2011-01-09T01:06:00Z Lauren Carruthers learning a lesson in hockey with PhantomsBy TIM McMANUS -- Glens Falls Post-Star
January 09, 2011 1:06 am  • 

GLENS FALLS -- When he took Lauren Carruthers on as an intern, Phantoms' head athletic trainer George Sporing had a pretty good idea what he was getting. Wouldn't have accepted her otherwise.

The rough and tumble world of minor-league hockey is a man's world with few exceptions, especially in the inner-sanctum of the trainer's room. To be a college-aged woman in there is to be a stranger in a strange land.

It takes a special breed, and Carruthers, a former three-sport athlete at South Glens Falls, seemed to have the spunk to give as good as she'd certainly get.

Still, he had a few reservations. So for her first hands-on assignment, Sporing had Carruthers tape the knee of veteran Denis Hamel, an understanding sort.

Hamel came on the ice, holding his knee and pretending the wrap was too tight for him to skate.

"I'm not the person to not joke back," Carruthers said. "So I told him, if you keep doing that I'm going to tie it tighter next time."

Yeah, Sporing thought, she's going to do just fine.

Carruthers, a junior exercise science major at Towson University in Maryland, has been interning with the Phantoms since Dec. 18, taking advantage of an unusually long semester break that lasts until the end of January.

She's in rare air.

According to Sporing, there are no female athletic trainers or assistants currently working in the NHL or AHL. He said Carruthers is the only woman to intern with a trainer in the league this season.

"I'm definitely in their territory, so I felt like sort of an invader at first," Carruthers said. "But they've all been really good. They joke around with me, they bust on me every once in a while, but I expect that.

"I don't expect them to be, ‘Oh, there's a girl in the room, be nice now.' I don't want to make them act differently just because I'm there. I have to realize I'm a girl in their world, a completely male world. I've had no problems."

Carruthers is the first woman in recent memory to stand on the Phantoms bench during a game. She made her debut on Dec. 29 against Manchester.

Typically, the players didn't let it go unnoticed.

"They're all like, ‘You on the bench tonight? Better watch your teeth! Better watch your face!' " Carruthers said.

Although she studies in a somewhat related field, Carruthers had never done athletic training before the internship. She's done a good bit of watching and errands like fetching ice, but there's been plenty of serious work, too, from helping a bloody Brian Stewart get stitched up on her first night, to tending to a woozy Marc-Andre Bourdon in the locker room, to the longer-term project of helping Stefan Legein rehab his shoulder.

Sporing even briefly left her alone on the bench New Year's Day as he worked on Bourdon in the locker room.

"That was a little intimidating," Carruthers said. "I was out there by myself. I was like, ‘Uh-oh.' "

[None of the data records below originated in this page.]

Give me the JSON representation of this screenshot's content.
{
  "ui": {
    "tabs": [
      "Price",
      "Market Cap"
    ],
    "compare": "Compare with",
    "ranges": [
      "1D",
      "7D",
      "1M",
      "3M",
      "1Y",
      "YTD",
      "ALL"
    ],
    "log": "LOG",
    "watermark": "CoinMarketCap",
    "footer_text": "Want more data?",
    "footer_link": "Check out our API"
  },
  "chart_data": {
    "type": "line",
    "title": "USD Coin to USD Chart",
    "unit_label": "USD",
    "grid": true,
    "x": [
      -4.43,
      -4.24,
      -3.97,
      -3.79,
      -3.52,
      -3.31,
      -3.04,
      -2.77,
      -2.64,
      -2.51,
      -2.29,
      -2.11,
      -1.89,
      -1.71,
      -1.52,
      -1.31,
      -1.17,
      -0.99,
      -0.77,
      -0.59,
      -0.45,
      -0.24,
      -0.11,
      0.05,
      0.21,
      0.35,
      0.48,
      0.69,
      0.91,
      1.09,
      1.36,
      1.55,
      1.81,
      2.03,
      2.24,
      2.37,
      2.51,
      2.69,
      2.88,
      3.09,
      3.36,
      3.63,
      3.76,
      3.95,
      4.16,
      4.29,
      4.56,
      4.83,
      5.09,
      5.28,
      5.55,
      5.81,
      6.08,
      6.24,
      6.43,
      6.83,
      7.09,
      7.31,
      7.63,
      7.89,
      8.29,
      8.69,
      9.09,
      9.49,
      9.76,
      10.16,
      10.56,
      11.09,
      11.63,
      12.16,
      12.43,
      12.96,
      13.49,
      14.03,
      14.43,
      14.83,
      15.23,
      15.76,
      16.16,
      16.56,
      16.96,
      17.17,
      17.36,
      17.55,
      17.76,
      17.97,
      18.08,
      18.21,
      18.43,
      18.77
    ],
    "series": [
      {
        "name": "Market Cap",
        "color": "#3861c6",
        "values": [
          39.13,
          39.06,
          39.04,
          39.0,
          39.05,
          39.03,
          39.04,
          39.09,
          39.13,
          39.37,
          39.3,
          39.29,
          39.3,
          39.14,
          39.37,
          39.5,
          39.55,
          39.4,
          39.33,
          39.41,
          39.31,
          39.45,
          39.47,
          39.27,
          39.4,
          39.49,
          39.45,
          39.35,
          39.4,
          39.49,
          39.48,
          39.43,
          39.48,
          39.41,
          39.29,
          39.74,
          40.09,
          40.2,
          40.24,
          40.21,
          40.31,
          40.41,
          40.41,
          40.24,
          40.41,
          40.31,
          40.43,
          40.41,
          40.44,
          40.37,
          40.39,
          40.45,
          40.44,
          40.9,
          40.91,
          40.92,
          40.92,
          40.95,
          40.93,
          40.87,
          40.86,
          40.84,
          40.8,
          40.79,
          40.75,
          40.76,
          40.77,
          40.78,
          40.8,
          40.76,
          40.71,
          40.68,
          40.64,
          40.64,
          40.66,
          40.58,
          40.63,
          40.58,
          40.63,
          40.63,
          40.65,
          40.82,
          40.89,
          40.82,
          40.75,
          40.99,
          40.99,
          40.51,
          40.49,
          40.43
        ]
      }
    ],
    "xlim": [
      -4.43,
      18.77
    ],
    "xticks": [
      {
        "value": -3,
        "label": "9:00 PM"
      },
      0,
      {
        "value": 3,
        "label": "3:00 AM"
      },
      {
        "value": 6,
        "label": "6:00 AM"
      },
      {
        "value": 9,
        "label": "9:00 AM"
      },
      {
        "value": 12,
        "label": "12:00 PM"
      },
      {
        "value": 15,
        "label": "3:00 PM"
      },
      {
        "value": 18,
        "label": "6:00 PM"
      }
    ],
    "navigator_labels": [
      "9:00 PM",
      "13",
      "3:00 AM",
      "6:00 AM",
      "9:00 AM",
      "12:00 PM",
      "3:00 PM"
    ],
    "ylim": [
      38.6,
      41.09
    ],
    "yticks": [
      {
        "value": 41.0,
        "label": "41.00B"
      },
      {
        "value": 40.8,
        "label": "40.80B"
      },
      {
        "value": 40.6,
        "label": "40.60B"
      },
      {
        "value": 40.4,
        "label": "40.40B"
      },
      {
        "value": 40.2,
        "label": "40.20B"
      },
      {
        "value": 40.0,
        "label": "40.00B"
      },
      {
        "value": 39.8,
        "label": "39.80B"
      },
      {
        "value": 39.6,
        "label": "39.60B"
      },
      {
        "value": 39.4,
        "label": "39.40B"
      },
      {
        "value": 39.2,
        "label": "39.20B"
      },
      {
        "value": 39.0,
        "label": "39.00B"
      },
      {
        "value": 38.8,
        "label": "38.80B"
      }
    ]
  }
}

Sporing said she's carried herself well, and the barriers for a woman pursuing a career in hockey are lowering should she pursue one.

"The biggest problem with it isn't the lack of ability, obviously, it's more of the way the facilities are set up, not conducive to having a female," Sporing said. "That's changing. It should be changing. There's enough highly qualified women and Lauren's a great example, very qualified, very able to do this job."

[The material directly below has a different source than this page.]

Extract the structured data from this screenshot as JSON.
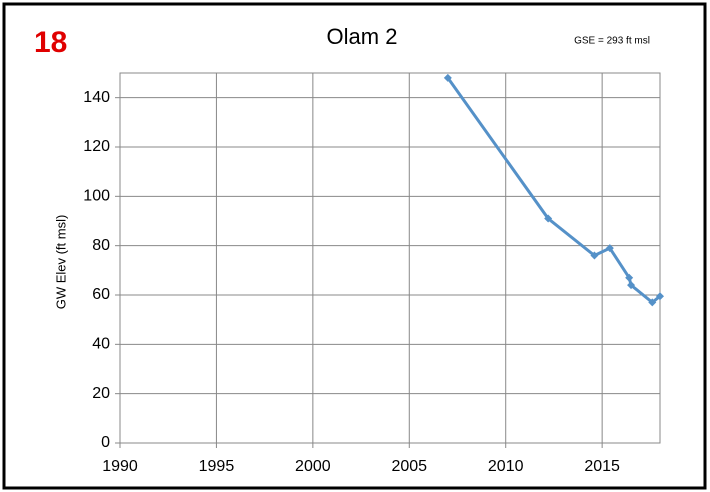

Carruthers played high school soccer and basketball and was a big part of the South Glens Falls softball dynasty that went to several state playoffs, but she decided to forgo sports in college.

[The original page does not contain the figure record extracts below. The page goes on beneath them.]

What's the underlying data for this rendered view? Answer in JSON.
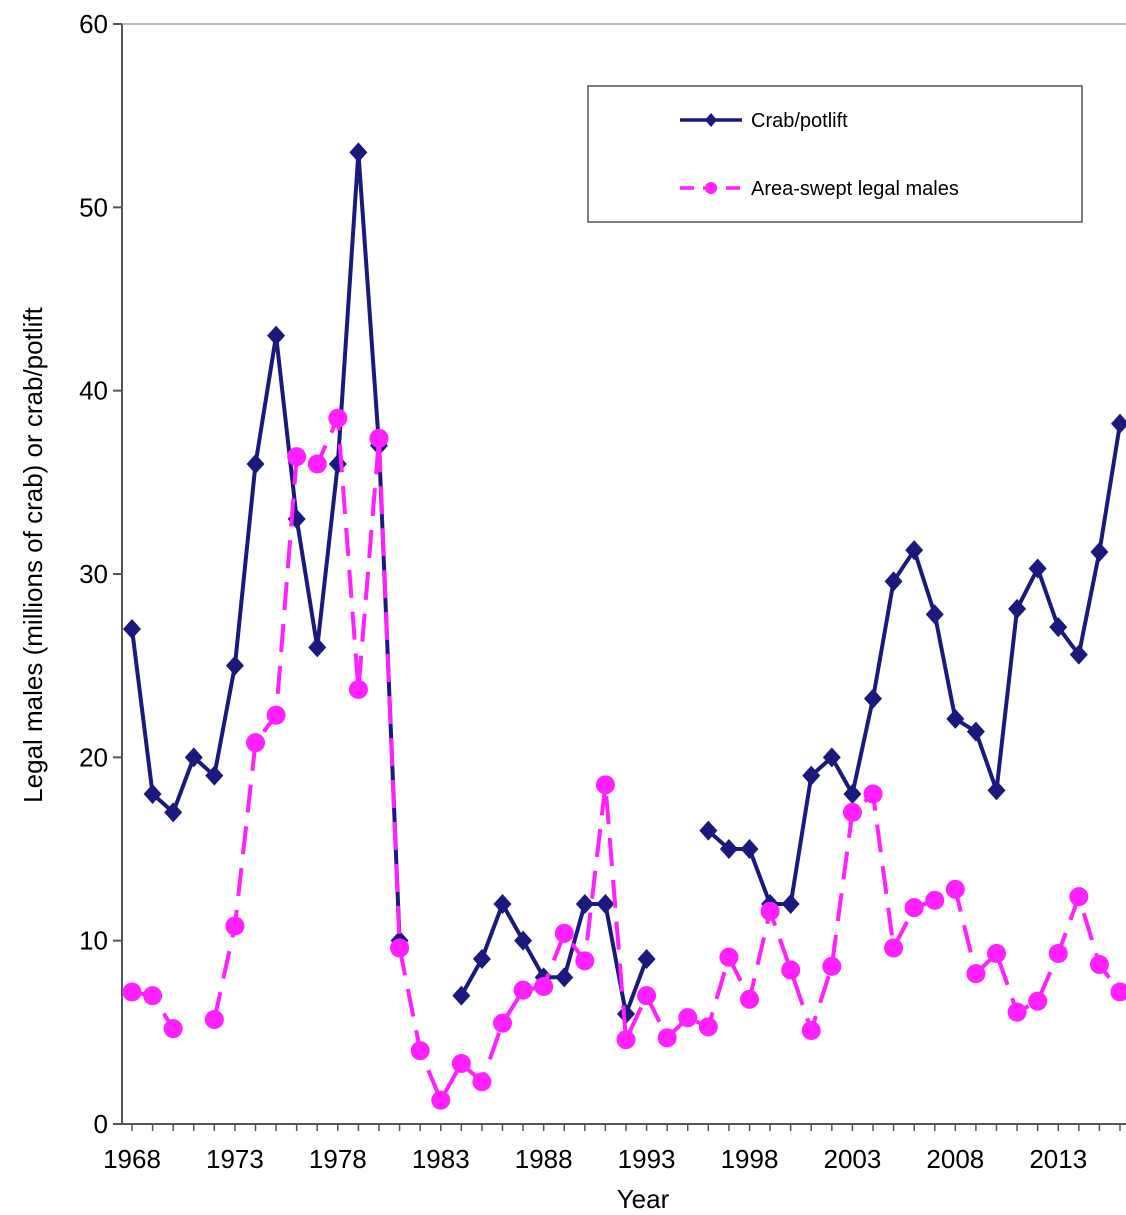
{
  "chart_data": {
    "type": "line",
    "xlabel": "Year",
    "ylabel": "Legal males (millions of crab) or crab/potlift",
    "xlim": [
      1968,
      2016
    ],
    "ylim": [
      0,
      60
    ],
    "x_ticks": [
      1968,
      1973,
      1978,
      1983,
      1988,
      1993,
      1998,
      2003,
      2008,
      2013
    ],
    "y_ticks": [
      0,
      10,
      20,
      30,
      40,
      50,
      60
    ],
    "legend_position": "top-right",
    "series": [
      {
        "name": "Crab/potlift",
        "color": "#1a1a7e",
        "style": "solid",
        "marker": "diamond",
        "points": [
          [
            1968,
            27
          ],
          [
            1969,
            18
          ],
          [
            1970,
            17
          ],
          [
            1971,
            20
          ],
          [
            1972,
            19
          ],
          [
            1973,
            25
          ],
          [
            1974,
            36
          ],
          [
            1975,
            43
          ],
          [
            1976,
            33
          ],
          [
            1977,
            26
          ],
          [
            1978,
            36
          ],
          [
            1979,
            53
          ],
          [
            1980,
            37
          ],
          [
            1981,
            10
          ],
          null,
          [
            1984,
            7
          ],
          [
            1985,
            9
          ],
          [
            1986,
            12
          ],
          [
            1987,
            10
          ],
          [
            1988,
            8
          ],
          [
            1989,
            8
          ],
          [
            1990,
            12
          ],
          [
            1991,
            12
          ],
          [
            1992,
            6
          ],
          [
            1993,
            9
          ],
          null,
          [
            1996,
            16
          ],
          [
            1997,
            15
          ],
          [
            1998,
            15
          ],
          [
            1999,
            12
          ],
          [
            2000,
            12
          ],
          [
            2001,
            19
          ],
          [
            2002,
            20
          ],
          [
            2003,
            18
          ],
          [
            2004,
            23.2
          ],
          [
            2005,
            29.6
          ],
          [
            2006,
            31.3
          ],
          [
            2007,
            27.8
          ],
          [
            2008,
            22.1
          ],
          [
            2009,
            21.4
          ],
          [
            2010,
            18.2
          ],
          [
            2011,
            28.1
          ],
          [
            2012,
            30.3
          ],
          [
            2013,
            27.1
          ],
          [
            2014,
            25.6
          ],
          [
            2015,
            31.2
          ],
          [
            2016,
            38.2
          ]
        ]
      },
      {
        "name": "Area-swept legal males",
        "color": "#ff1fff",
        "style": "dashed",
        "marker": "circle",
        "points": [
          [
            1968,
            7.2
          ],
          [
            1969,
            7
          ],
          [
            1970,
            5.2
          ],
          null,
          [
            1972,
            5.7
          ],
          [
            1973,
            10.8
          ],
          [
            1974,
            20.8
          ],
          [
            1975,
            22.3
          ],
          [
            1976,
            36.4
          ],
          [
            1977,
            36
          ],
          [
            1978,
            38.5
          ],
          [
            1979,
            23.7
          ],
          [
            1980,
            37.4
          ],
          [
            1981,
            9.6
          ],
          [
            1982,
            4
          ],
          [
            1983,
            1.3
          ],
          [
            1984,
            3.3
          ],
          [
            1985,
            2.3
          ],
          [
            1986,
            5.5
          ],
          [
            1987,
            7.3
          ],
          [
            1988,
            7.5
          ],
          [
            1989,
            10.4
          ],
          [
            1990,
            8.9
          ],
          [
            1991,
            18.5
          ],
          [
            1992,
            4.6
          ],
          [
            1993,
            7
          ],
          [
            1994,
            4.7
          ],
          [
            1995,
            5.8
          ],
          [
            1996,
            5.3
          ],
          [
            1997,
            9.1
          ],
          [
            1998,
            6.8
          ],
          [
            1999,
            11.6
          ],
          [
            2000,
            8.4
          ],
          [
            2001,
            5.1
          ],
          [
            2002,
            8.6
          ],
          [
            2003,
            17
          ],
          [
            2004,
            18
          ],
          [
            2005,
            9.6
          ],
          [
            2006,
            11.8
          ],
          [
            2007,
            12.2
          ],
          [
            2008,
            12.8
          ],
          [
            2009,
            8.2
          ],
          [
            2010,
            9.3
          ],
          [
            2011,
            6.1
          ],
          [
            2012,
            6.7
          ],
          [
            2013,
            9.3
          ],
          [
            2014,
            12.4
          ],
          [
            2015,
            8.7
          ],
          [
            2016,
            7.2
          ]
        ]
      }
    ]
  }
}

Soon, she found herself missing them, living vicariously through her athlete roommates. She decided to change majors from forensics to pursue a physical therapy career.

Carruthers is using this internship to decide whether to add the extra years of schooling necessary to add her athletic training certificate. Regardless of what she decides, this experience has solidified that sports will always play some role in her career.

"Sports have always been a huge thing in my life. I've always played them since I was a little kid... I don't want to give it up," Carruthers said. "I can't not do it."